Furthermore, the analysis of variance (ANOVA) revealed that the differences among group means were statistically significant, supporting the hypothesis that the intervention had a measurable effect. Graphical representations, such as scatter plots and bar charts, effectively illustrate these findings, highlighting the robustness of the data. Overall, the results provide compelling evidence that supports the research objectives and hypotheses outlined in the introduction.

Discussion

The study evaluated the feasibility of using two large language models (LLMs), ChatGPT and Gemini, for assessing causality in adverse events following immunization (AEFI) reported in the Vaccine Adverse Event Reporting System (VAERS). The primary outcomes included the inter-rater agreement between the LLMs and a human expert, as well as adherence to the World Health Organization (WHO) algorithm for causality assessment. The analysis revealed that while both LLMs could be implemented for causality assessments, adherence to the WHO algorithm was low, with ChatGPT achieving 34% adherence and Gemini only 7%. The LLMs struggled with accurately following the algorithm’s instructions and identifying known AEFIs, leading to significant discrepancies in causality classifications compared to human experts.

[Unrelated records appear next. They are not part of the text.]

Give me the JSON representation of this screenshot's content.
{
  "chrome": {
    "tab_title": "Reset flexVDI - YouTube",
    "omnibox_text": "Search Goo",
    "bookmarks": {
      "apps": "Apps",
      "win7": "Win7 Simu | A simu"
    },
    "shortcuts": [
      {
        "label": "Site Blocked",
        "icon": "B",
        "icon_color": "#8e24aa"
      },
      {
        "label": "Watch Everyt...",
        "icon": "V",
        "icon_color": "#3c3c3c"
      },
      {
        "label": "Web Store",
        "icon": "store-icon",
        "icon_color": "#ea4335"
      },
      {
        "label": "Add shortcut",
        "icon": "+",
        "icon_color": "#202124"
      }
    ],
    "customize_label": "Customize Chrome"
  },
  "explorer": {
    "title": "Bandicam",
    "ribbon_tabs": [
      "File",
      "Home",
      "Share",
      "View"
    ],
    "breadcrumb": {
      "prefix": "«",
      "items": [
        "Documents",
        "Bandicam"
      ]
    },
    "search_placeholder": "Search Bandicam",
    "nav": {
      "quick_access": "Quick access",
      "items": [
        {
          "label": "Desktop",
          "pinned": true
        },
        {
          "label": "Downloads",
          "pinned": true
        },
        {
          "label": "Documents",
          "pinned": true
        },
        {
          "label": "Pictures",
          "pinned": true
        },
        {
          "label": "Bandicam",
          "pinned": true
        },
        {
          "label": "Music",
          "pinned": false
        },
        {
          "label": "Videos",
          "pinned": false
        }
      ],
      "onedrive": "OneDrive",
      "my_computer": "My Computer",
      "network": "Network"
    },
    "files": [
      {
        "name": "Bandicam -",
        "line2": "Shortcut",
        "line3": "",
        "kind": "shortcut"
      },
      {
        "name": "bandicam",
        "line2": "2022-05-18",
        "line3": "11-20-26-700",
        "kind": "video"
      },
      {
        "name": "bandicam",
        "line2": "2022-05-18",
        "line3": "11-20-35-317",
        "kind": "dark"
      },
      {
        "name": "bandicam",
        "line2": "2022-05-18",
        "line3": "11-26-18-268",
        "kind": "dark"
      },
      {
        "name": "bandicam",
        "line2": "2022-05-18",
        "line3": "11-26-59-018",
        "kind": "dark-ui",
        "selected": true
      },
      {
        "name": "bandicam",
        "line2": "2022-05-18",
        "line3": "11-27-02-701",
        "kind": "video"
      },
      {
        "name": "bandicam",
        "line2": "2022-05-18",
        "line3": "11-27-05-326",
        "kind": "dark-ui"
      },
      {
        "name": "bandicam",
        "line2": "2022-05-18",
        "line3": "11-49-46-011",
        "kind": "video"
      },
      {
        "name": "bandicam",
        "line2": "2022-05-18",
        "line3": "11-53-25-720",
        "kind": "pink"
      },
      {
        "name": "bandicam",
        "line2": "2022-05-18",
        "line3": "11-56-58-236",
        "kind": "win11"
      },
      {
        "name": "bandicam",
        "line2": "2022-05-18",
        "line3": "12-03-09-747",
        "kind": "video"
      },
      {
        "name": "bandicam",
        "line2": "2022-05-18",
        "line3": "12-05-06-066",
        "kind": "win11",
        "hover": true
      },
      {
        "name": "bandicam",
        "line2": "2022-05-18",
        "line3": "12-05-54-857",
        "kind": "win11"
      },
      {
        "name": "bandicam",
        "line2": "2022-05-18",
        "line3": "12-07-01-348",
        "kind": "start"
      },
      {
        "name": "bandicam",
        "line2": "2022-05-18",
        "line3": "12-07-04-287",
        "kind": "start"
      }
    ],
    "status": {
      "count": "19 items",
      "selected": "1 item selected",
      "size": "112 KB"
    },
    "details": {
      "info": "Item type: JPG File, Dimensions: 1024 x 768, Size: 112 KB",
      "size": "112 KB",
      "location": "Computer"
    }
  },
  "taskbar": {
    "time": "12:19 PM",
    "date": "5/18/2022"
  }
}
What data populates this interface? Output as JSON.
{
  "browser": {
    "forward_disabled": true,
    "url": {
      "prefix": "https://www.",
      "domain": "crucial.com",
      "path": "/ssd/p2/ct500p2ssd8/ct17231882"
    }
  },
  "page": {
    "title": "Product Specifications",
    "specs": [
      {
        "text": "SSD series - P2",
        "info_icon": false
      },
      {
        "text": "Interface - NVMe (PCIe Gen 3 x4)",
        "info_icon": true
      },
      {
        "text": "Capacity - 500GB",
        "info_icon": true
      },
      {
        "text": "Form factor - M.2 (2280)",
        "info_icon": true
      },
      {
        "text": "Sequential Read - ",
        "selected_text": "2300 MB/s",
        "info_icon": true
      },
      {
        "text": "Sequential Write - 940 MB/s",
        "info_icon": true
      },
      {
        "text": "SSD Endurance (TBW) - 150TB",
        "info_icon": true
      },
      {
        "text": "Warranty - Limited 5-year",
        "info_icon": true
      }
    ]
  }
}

The inter-rater agreement was notably high among human experts (median agreement of 94%), while the agreement between the human expert and ChatGPT was moderate (71%) and fair with Gemini (53%). The study also found that cases adhering to the algorithm typically had lower complexity in symptom descriptions, medical history, and medication information. A predictive model for ChatGPT’s adherence yielded an accuracy of 55%, indicating that simpler prompts may enhance LLM performance. Overall, the findings suggest that while LLMs can assist in causality assessments, their current limitations necessitate further refinement to improve adherence to established guidelines and enhance reliability in clinical contexts.

Limitations

The section on limitations highlights several critical issues regarding the use of ChatGPT and Gemini for causality assessments related to vaccine-associated adverse events following immunization (AEFIs). Notably, both models exhibited inconsistencies in their assessments, with ChatGPT showing discrepancies in 8.0% of cases and Gemini in 46.7%. Specific errors included misclassifications of causal associations based on the responses to key questions, indicating a significant challenge in the reliability of these AI systems for such evaluations. Furthermore, both models struggled to integrate inconsistent information across different sections of the prompts, which further undermines their reasoning capabilities compared to human experts.

The study acknowledges its retrospective design and reliance on the Vaccine Adverse Event Reporting System (VAERS), which is known for variability in data quality and completeness. This reliance may have influenced the performance of the LLMs. Additionally, the research did not explore the potential benefits of different prompt-engineering strategies, which could enhance the accuracy and consistency of LLM outputs. The focus on a complex causality assessment algorithm, specifically the WHO algorithm, without testing simpler alternatives limits the generalizability of the findings. The authors emphasize that while LLMs could assist in streamlining assessments, particularly during the COVID-19 pandemic, their effectiveness is constrained by the quality of the underlying data and the absence of follow-up information in VAERS reports, which complicates comprehensive causality assessments.